Tolle, künstlerische Intros liebe ich. Es gibt diese Seite, »The Art of the Title«, dort werden besonders kunstfertige Titelsequenzen besprochen und gewürdigt. Ubisofts »Far Cry 6« gehört meiner Meinung nach unbedingt dazu. Es führt ästhetisch und thematisch direkt ins Zentrum seiner Welt, einer Diktatur auf der fiktiven, kubanisch anmutenden Insel Yara. Hier ein Glas karibischen Rums, dort die Andeutung eines Oldtimers, Buena Vista Social Club-Feeling all included. Gleichzeitig wird so wenig verraten, dass man tatsächlich neugierig wird. Nach einer ersten Cutscene mit Diktator Antón Castillo (gespielt vom großartigen Giancarlo Esposito), in der der Anbau eines neuen Krebsmedikamentes als wichtigste Zukunftsbranche der Insel präsentiert wird (neiiiin, das spielt bestimmt keine Rolle mehr!), gibt es einen Schwenk zu einem leicht konspirativen Treffen auf einem Dach in einer kubanisch anmutenden Stadt.

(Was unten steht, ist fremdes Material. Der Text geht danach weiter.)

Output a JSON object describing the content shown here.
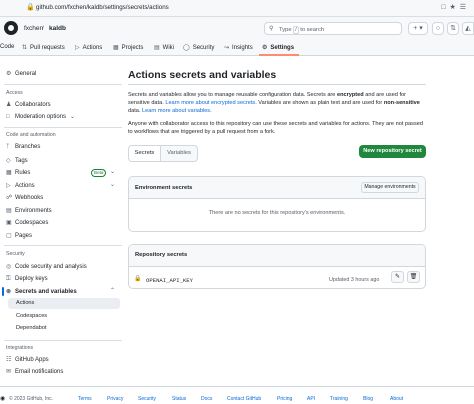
{
  "browser": {
    "url": "github.com/fxchen/kaldb/settings/secrets/actions"
  },
  "header": {
    "owner": "fxchen",
    "separator": "/",
    "repo": "kaldb",
    "search_placeholder": "Type",
    "search_key": "/",
    "search_suffix": "to search"
  },
  "repo_nav": {
    "items": [
      "Code",
      "Pull requests",
      "Actions",
      "Projects",
      "Wiki",
      "Security",
      "Insights",
      "Settings"
    ],
    "active": "Settings"
  },
  "sidebar": {
    "general": "General",
    "access_heading": "Access",
    "collaborators": "Collaborators",
    "moderation": "Moderation options",
    "code_heading": "Code and automation",
    "branches": "Branches",
    "tags": "Tags",
    "rules": "Rules",
    "rules_badge": "Beta",
    "actions": "Actions",
    "webhooks": "Webhooks",
    "environments": "Environments",
    "codespaces": "Codespaces",
    "pages": "Pages",
    "security_heading": "Security",
    "code_security": "Code security and analysis",
    "deploy_keys": "Deploy keys",
    "secrets_vars": "Secrets and variables",
    "sub_actions": "Actions",
    "sub_codespaces": "Codespaces",
    "sub_dependabot": "Dependabot",
    "integrations_heading": "Integrations",
    "github_apps": "GitHub Apps",
    "email_notifications": "Email notifications"
  },
  "main": {
    "title": "Actions secrets and variables",
    "p1_a": "Secrets and variables allow you to manage reusable configuration data. Secrets are ",
    "p1_b": "encrypted",
    "p1_c": " and are used for sensitive data. ",
    "p1_link1": "Learn more about encrypted secrets",
    "p1_d": ". Variables are shown as plain text and are used for ",
    "p1_e": "non-sensitive",
    "p1_f": " data. ",
    "p1_link2": "Learn more about variables",
    "p1_g": ".",
    "p2": "Anyone with collaborator access to this repository can use these secrets and variables for actions. They are not passed to workflows that are triggered by a pull request from a fork.",
    "tab_secrets": "Secrets",
    "tab_variables": "Variables",
    "new_secret_button": "New repository secret",
    "env_title": "Environment secrets",
    "manage_env_button": "Manage environments",
    "env_empty": "There are no secrets for this repository's environments.",
    "repo_title": "Repository secrets",
    "secret_name": "OPENAI_API_KEY",
    "secret_updated": "Updated 3 hours ago"
  },
  "footer": {
    "copyright": "© 2023 GitHub, Inc.",
    "links": [
      "Terms",
      "Privacy",
      "Security",
      "Status",
      "Docs",
      "Contact GitHub",
      "Pricing",
      "API",
      "Training",
      "Blog",
      "About"
    ]
  },
  "colors": {
    "accent": "#0969da",
    "primary_button": "#1f883d",
    "active_tab_underline": "#fd8c73"
  }
}
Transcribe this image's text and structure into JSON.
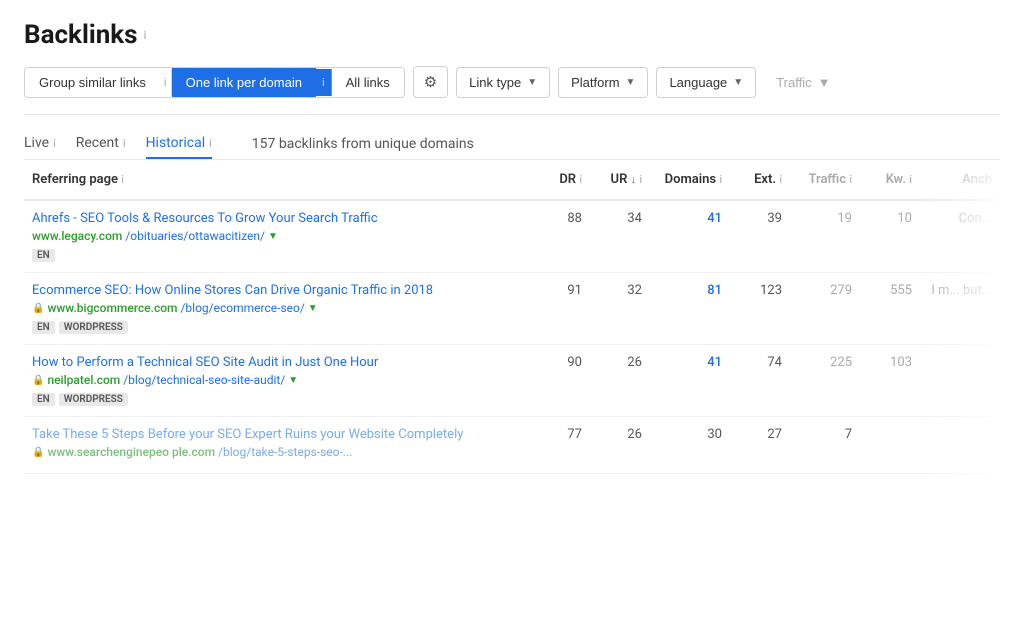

Nach etwas Geplänkel darf ich mein Geschlecht auswählen und erfahre meinen Namen: Dani Rojas (heißt nicht auch das südamerikanische Fußballtalent in »Ted Lasso« so?! Fútbol is life!). Dann eskaliert die Situation auch schon. Panzer und Soldaten kreuzen auf, Soldaten erschießen sinnlos Zivilisten, ich muss mich davonschleichen. Mit einem Kutter schaffe ich es aufs Meer, doch der Diktator höchstpersönlich macht mir einen Strich durch die Rechnung. Der grausame Tyrann sucht seinen Sohn – und findet ihn just neben mir im Frachtraum. Er lässt diesen schließen und das Schiff versenken. Ich überlebe, werde an einen Strand angespült.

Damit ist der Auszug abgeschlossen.